Derrière de nombreux tubes de la musique burkinabè contemporaine se cache un homme de l’ombre, discret mais incontournable : Petit Jeano. De son vrai nom Jean Marc Kiswendsida Guiébré, il s’est imposé comme l’un des piliers de l’arrangement musical au Burkina Faso, mêlant rigueur, créativité et engagement.

Une passion née dans les ruelles de Sin-Yiri
Originaire de Niaogho (province du Boulgou), Petit Jeano naît à Pouytenga mais grandit à Ouagadougou, dans le quartier populaire de Sin-Yiri. C’est là que son amour pour la musique germe. Élève au lycée Philippe Zinda Kaboré puis au lycée privé Yiguia, il mène un parcours scolaire respectable jusqu’à ce que le rap et la musique assistée par ordinateur (MAO) viennent bouleverser ses plans.

En 2005, il fait ses premiers pas dans l’arrangement musical, se déplaçant quotidiennement de Sin-Yiri à Tampouy juste pour toucher au logiciel sur l’ordinateur d’un ami. Autodidacte, persévérant, il apprend les bases de la programmation musicale en produisant des maquettes pour les groupes underground de la capitale.

Comptable le jour, arrangeur la nuit
En janvier 2007, il est recruté comme agent comptable à la société Génédis. Installé à la Zone du Bois, sa maison devient le soir un studio d’enregistrement. Dès 2009, il officialise sa carrière en s’inscrivant au Bureau Burkinabè du Droit d’Auteur (BBDA). Il est également membre de la SACEM (Société des Auteurs, Compositeurs et Éditeurs de Musique en France), preuve de sa reconnaissance à l’international.

L’allié fidèle de Floby, l’artisan des hits
C’est avec Floby qu’il forme l’un des duos les plus redoutables de la musique burkinabè. De “I love my lady” à “Aminata”, “Tu me connais”, “Rouler” ou encore “Baba”, il signe des arrangements qui marqueront des générations. Il dirige même le studio UM226 de Floby entre 2016 et mi-2017. Sur les trois derniers albums de ce dernier, Petit Jeano a arrangé 32 titres, une prouesse rare.

Mais son talent ne s’arrête pas là : il est derrière les sons de Malkhom (“Boin tar Zena”), Imilo Lechanceux (“Une minute au village”), Sissao, FatBeauté, Sana Bob, ou encore le titre “Independace Day” de Smarty, Eunice Goula et Donsharp De Batoro, produit par Papus Zongo. Il participe aussi à des projets d’envergure comme l’“Hymne de la victoire”, un chant patriotique dédié aux Étalons, réunissant plusieurs artistes.
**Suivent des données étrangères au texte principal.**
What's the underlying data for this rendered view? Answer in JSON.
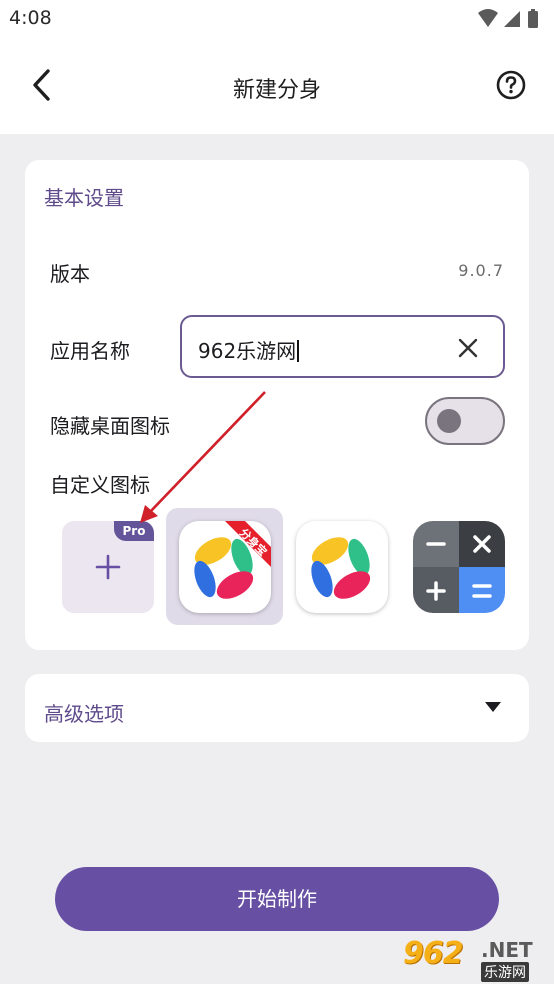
{
  "status_bar": {
    "time": "4:08",
    "icons": [
      "wifi-icon",
      "signal-icon",
      "battery-icon"
    ]
  },
  "header": {
    "title": "新建分身",
    "back_icon": "chevron-left-icon",
    "help_icon": "help-circle-icon"
  },
  "basic_settings": {
    "title": "基本设置",
    "version_label": "版本",
    "version_value": "9.0.7",
    "app_name_label": "应用名称",
    "app_name_value": "962乐游网",
    "hide_icon_label": "隐藏桌面图标",
    "hide_icon_enabled": false,
    "custom_icon_label": "自定义图标",
    "pro_badge": "Pro",
    "icon_options": [
      "add-custom-icon",
      "app-icon-with-ribbon",
      "app-icon-original",
      "calculator-icon"
    ],
    "ribbon_text": "分身宝",
    "selected_icon": "app-icon-with-ribbon"
  },
  "advanced": {
    "title": "高级选项",
    "arrow_icon": "caret-down-icon"
  },
  "action": {
    "start_label": "开始制作"
  },
  "watermark": {
    "number": "962",
    "domain": ".NET",
    "subtitle": "乐游网"
  },
  "colors": {
    "accent": "#6750a4",
    "section_title": "#5f4b8b",
    "background": "#eeeef0",
    "card": "#ffffff",
    "annotation_arrow": "#d0202a"
  }
}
De l’ombre à la reconnaissance
Les distinctions pleuvent pour ce bâtisseur du son :
• Meilleur arrangeur 12 PCA 2020 et 2023 (Personnalités Culturelles de l’Année)
• Meilleur arrangeur FAMA 2019 et 2023 (Faso Music Awards)
• Meilleur arrangeur Groove Tour 2023
• Challenger Ouaga VIP 2021
• Jeune talent Samer Vibration 2023
• Compositeur AMA 2024 (Académie de la Musique Africaine)
Ces trophées consacrent un parcours forgé dans l’ombre mais reconnu au sommet.

Résilience, transmission et vision
Entre 2013 et 2016, Petit Jeano connaît un retrait forcé du monde musical pour des raisons personnelles. Mais fidèle à sa philosophie de la résilience, il revient plus fort. Depuis trois ans, il transmet aussi son savoir à travers des formations en MAO grâce à sa structure Art’mony Production, en partenariat avec le Centre Onésiphore. Il ne s’impose aucune frontière stylistique : il arrange tout, avec la même précision.

Un bâtisseur de l’ombre
Dans un paysage musical où la lumière se pose souvent sur l’interprète, Petit Jeano reste cette main invisible mais essentielle, celle qui sculpte les sons, donne vie aux émotions musicales et bâtit les tubes de demain.
Petit Jeano, c’est plus qu’un arrangeur.
C’est une école, une vision, une signature sonore burkinabè.